Tartaglia n'attendit pas que l'on commandât le feu, il ferma précipitamment le guichet.

--Ça va mal! ça va bien mal, _mossiou!_ me dit-il quand nous eûmes ramené au casino le capucin éperdu. Je n'aurais pas cru qu'on en viendrait là. Avec les gens de la police... (il y a là dedans tant d'espèces d'originaux!) nous nous en serions tirés; mais ces démons de carabiniers n'entendent à rien et ne connaissent que leur damnée consigne. _Sancto Dio!_ que faire pour leur persuader de laisser sortir ce moine et de me permettre d'aller aux vivres demain matin?

--Tu as pu regarder dehors: sont-ils beaucoup?

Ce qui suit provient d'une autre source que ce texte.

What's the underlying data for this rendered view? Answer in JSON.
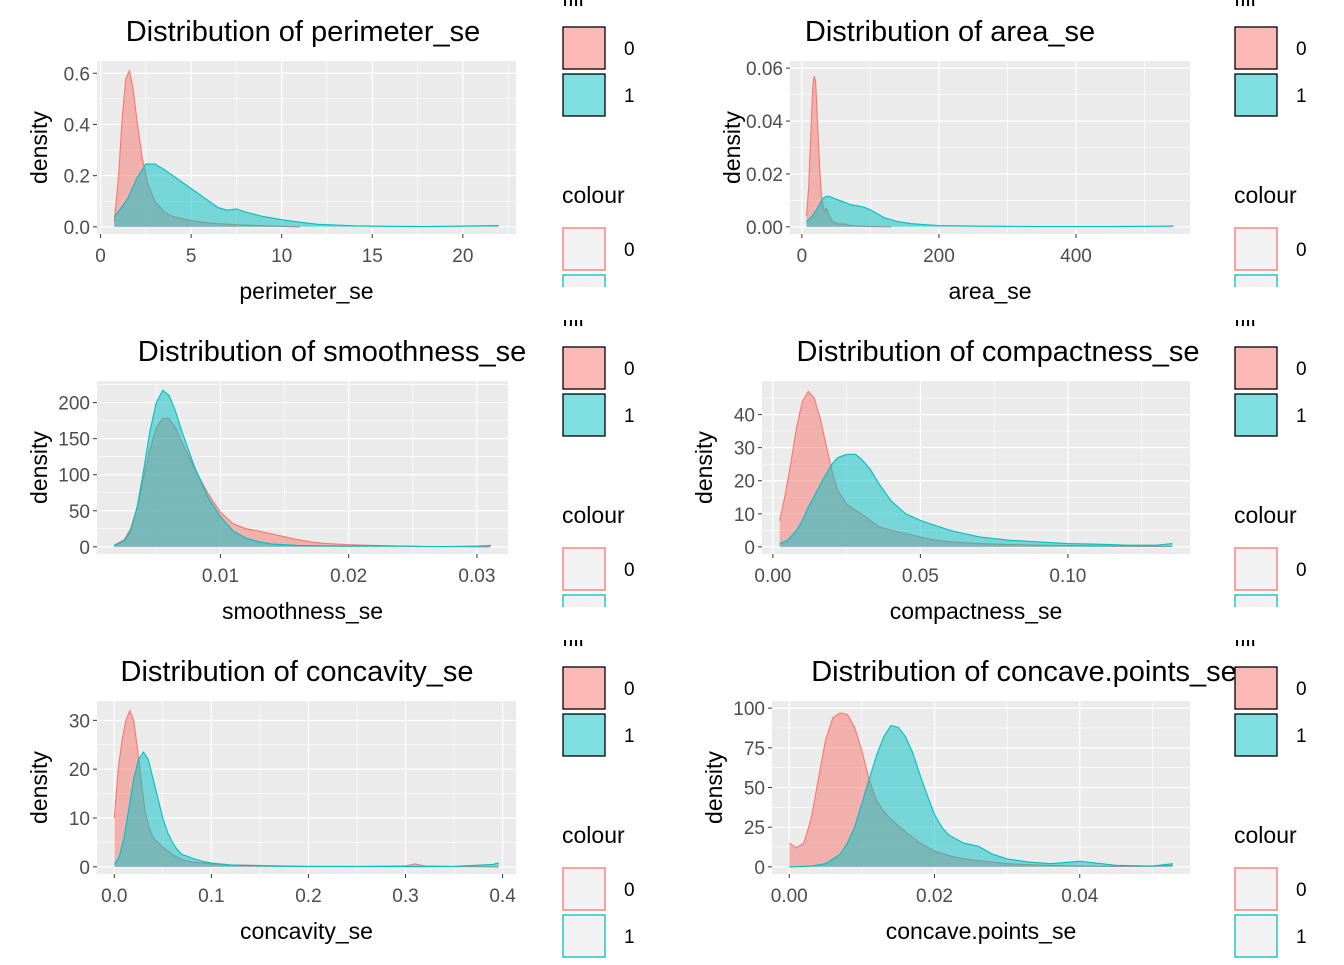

--Environ une douzaine, campés dans le gros massif de fortification antique qui est en dehors, juste en face de la grande porte de la cour. Il y a là de grandes voûtes où ils ont établi leur poste. J'ai vu les chevaux. De là, ils surveillent à bout portant, pour ainsi dire, les deux portes.

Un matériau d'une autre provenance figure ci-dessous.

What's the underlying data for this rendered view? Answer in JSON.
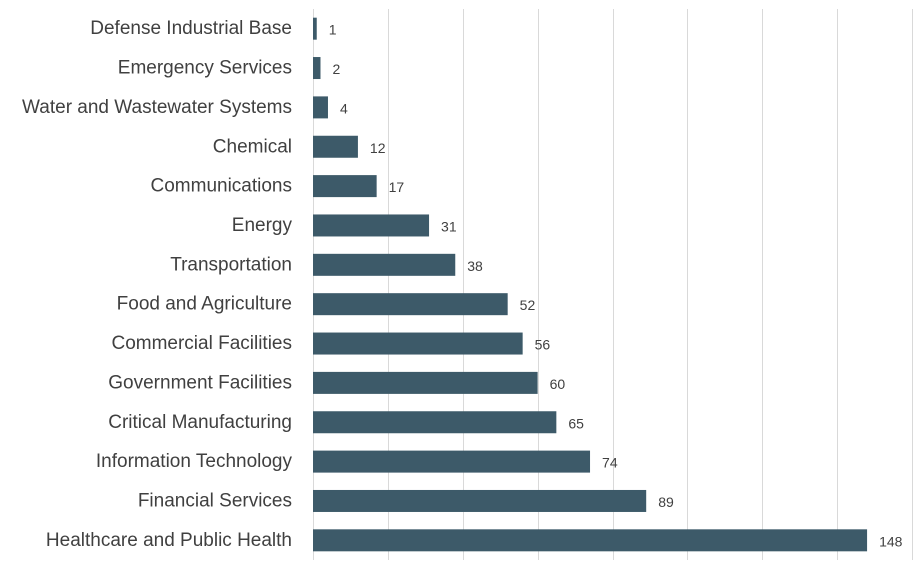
{
  "chart_data": {
    "type": "bar",
    "orientation": "horizontal",
    "categories": [
      "Defense Industrial Base",
      "Emergency Services",
      "Water and Wastewater Systems",
      "Chemical",
      "Communications",
      "Energy",
      "Transportation",
      "Food and Agriculture",
      "Commercial Facilities",
      "Government Facilities",
      "Critical Manufacturing",
      "Information Technology",
      "Financial Services",
      "Healthcare and Public Health"
    ],
    "values": [
      1,
      2,
      4,
      12,
      17,
      31,
      38,
      52,
      56,
      60,
      65,
      74,
      89,
      148
    ],
    "title": "",
    "xlabel": "",
    "ylabel": "",
    "xlim": [
      0,
      160
    ],
    "grid": true,
    "data_labels": true,
    "bar_color": "#3d5a69"
  }
}
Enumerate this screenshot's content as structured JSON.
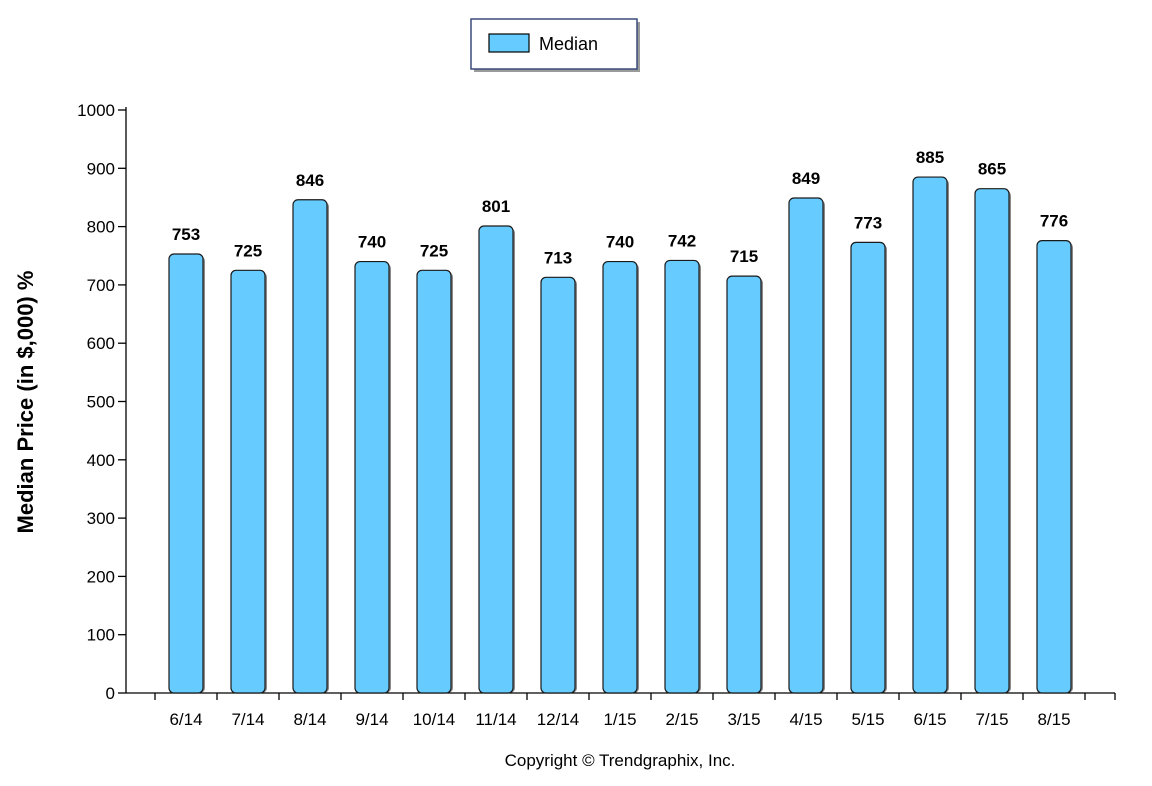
{
  "chart_data": {
    "type": "bar",
    "categories": [
      "6/14",
      "7/14",
      "8/14",
      "9/14",
      "10/14",
      "11/14",
      "12/14",
      "1/15",
      "2/15",
      "3/15",
      "4/15",
      "5/15",
      "6/15",
      "7/15",
      "8/15"
    ],
    "series": [
      {
        "name": "Median",
        "values": [
          753,
          725,
          846,
          740,
          725,
          801,
          713,
          740,
          742,
          715,
          849,
          773,
          885,
          865,
          776
        ],
        "color": "#66CCFF"
      }
    ],
    "ylabel": "Median Price (in $,000) %",
    "xlabel": "",
    "ylim": [
      0,
      1000
    ],
    "yticks": [
      0,
      100,
      200,
      300,
      400,
      500,
      600,
      700,
      800,
      900,
      1000
    ],
    "legend_position": "top-center",
    "grid": false,
    "data_labels": true
  },
  "footer": {
    "copyright": "Copyright © Trendgraphix, Inc."
  }
}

--Attends, lui dis-je; laissons le capucin ici se remettre, et allons faire une ronde.

--A quoi bon, _mossiou_? J'ai tout exploré et vous aussi! Vous savez très-bien que, sur la face nord, tout est muré. D'ailleurs, tenez, ajouta-t-il en sortant avec précaution sur la petite terrasse du casino, voyez! ils sont là aussi. Ils allument même un feu de bivouac pour passer la nuit!

En effet, douze autres carabiniers occupaient la grande terrasse au-dessous de celle où nous étions; nous fîmes l'exploration de tous les côtés du château, par où une descente, au moyen de la corde à noeuds, nous eût été tant soit peu possible. Tout était gardé. Nous comptâmes cinquante hommes autour de notre citadelle. C'était plus qu'il n'en fallait pour nous bloquer. La grille de l'esplanade, dont, au reste, nous n'avions pas les clefs (cela est du domaine de Felipone), et qui se trouve très-voisine des portes du parterre et de la grande cour, était gardée aussi; précaution assez inutile, puisque nous ne pouvions pas aller sur l'esplanade dite le _terrazzone_.

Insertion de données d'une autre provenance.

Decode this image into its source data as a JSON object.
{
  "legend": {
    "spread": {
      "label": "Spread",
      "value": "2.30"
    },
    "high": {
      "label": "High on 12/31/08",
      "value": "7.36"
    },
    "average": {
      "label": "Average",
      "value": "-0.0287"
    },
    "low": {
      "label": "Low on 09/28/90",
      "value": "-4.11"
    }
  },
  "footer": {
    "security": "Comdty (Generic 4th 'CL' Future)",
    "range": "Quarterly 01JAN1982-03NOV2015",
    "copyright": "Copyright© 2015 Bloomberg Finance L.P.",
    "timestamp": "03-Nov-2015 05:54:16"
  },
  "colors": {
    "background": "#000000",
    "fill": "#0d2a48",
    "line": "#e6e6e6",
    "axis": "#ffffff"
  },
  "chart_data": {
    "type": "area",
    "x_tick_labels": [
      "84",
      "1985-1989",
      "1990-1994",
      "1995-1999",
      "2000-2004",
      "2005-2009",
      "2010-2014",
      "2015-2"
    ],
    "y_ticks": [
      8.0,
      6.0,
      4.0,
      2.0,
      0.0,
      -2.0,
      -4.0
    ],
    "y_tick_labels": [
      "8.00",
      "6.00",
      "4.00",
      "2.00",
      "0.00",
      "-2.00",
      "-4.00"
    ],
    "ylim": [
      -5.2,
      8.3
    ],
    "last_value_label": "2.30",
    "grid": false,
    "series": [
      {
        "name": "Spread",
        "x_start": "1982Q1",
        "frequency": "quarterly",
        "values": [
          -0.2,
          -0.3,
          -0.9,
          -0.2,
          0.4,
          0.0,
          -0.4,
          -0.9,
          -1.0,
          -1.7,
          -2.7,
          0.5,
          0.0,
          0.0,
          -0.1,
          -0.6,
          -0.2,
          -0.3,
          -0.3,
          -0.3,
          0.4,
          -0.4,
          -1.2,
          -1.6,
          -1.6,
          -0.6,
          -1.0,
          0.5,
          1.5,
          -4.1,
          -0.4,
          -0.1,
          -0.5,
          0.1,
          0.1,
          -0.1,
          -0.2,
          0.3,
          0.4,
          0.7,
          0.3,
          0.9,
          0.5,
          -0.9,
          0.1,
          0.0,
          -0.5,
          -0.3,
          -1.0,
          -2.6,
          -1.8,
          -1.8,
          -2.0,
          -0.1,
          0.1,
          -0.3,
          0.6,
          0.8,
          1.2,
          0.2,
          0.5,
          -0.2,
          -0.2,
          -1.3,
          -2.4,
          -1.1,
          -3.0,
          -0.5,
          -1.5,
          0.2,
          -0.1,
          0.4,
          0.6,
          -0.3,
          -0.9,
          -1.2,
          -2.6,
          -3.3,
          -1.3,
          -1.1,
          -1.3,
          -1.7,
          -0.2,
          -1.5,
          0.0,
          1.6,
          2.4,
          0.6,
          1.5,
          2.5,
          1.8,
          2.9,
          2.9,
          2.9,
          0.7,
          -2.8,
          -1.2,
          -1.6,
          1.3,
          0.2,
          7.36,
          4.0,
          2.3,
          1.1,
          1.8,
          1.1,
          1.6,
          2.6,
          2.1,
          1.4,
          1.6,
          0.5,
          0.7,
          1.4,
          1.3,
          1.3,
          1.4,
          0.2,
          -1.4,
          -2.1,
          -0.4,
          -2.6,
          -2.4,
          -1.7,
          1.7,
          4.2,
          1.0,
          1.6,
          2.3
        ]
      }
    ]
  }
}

--Ah! _mossiou_! s'écria Tartaglia en rentrant de nouveau dans le casino avec moi, nous sommes pris! Il est évident que l'on respectera notre asile, en prenant à la lettre la défense du cardinal de franchir les portes du château; car il n'est pas besoin de cinquante hommes pour faire sauter les gonds ou pour mettre le feu aux battants; mais on nous fera dessécher ici tout doucement, ou bien on tirera sur nous au premier mouvement que nous ferons pour sortir. N'avancez pas comme ça la tête au-dessus des balustres, _mossiou_! ils sont capables de vous envoyer des balles, sous prétexte que vous avez la tête _estra-muros_.

Le pauvre Tartaglia était démoralisé; d'autant plus que, pendant notre ronde, le capucin, pour se remettre de son épouvante, avait avalé les restes copieux de mon souper.